The HDCP magic inside Bunnie's NeTV - fanf2
http://rdist.root.org/2011/09/13/the-magic-inside-bunnies-new-netv/

======
NateLawson
This is an amazing technical accomplishment. But it also has huge
ramifications for the TV industry and licensing.

Currently, all HDCP chips are licensed from a central agency (mostly Intel).
It has "robustness rules" about how and where the chips can be used, otherwise
you don't get a license. These rules are intended to prevent people from
building HDCP strippers (HDCP in, plaintext out) but also to make it harder to
inadvertently leak plaintext.

For a long time, I believe it was hard to get a license for a device that used
a general-purpose processor.
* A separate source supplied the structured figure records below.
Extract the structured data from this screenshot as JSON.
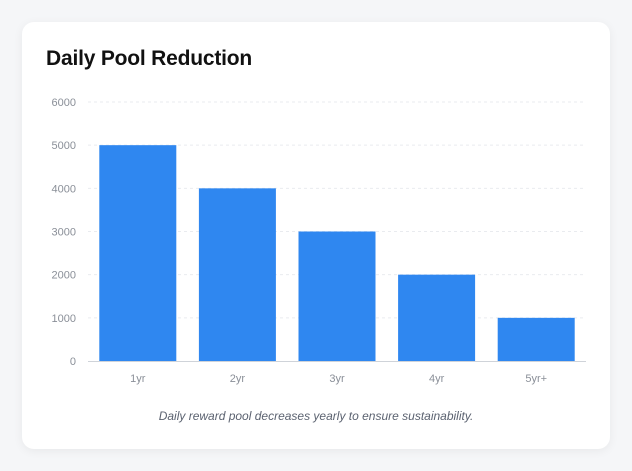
{
  "card": {
    "title": "Daily Pool Reduction",
    "caption": "Daily reward pool decreases yearly to ensure sustainability."
  },
  "chart_data": {
    "type": "bar",
    "title": "Daily Pool Reduction",
    "categories": [
      "1yr",
      "2yr",
      "3yr",
      "4yr",
      "5yr+"
    ],
    "values": [
      5000,
      4000,
      3000,
      2000,
      1000
    ],
    "yticks": [
      0,
      1000,
      2000,
      3000,
      4000,
      5000,
      6000
    ],
    "ylim": [
      0,
      6000
    ],
    "xlabel": "",
    "ylabel": "",
    "grid": true,
    "bar_color": "#2f87f0",
    "grid_color": "#e9ebef",
    "axis_color": "#cfd3d9"
  }
}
But the Logitech Revue and similar devices
basically have two HDMI ports and a CPU in between. So those rules may be
changing.

The NeTV is different. It's a slow CPU and FPGA in an ultra-cheap design. It
only does encryption to insert its overlay into the stream, it doesn't do
decryption. But it uses the HDCP master key to do so, which would probably not
be ok with the HDCP corporations.

This has interesting questions for the DMCA and content protection in general.
Will this approach be allowed? If not, on what grounds would someone file
suit? Would it be purely anti-competitive, an attempt to prevent a small
company from playing in the big leagues?

I'm now watching intently to see what happens next. Incidentally, Bunnie is
speaking about this at Maker Faire and Open Hardware Summit tomorrow through
this weekend.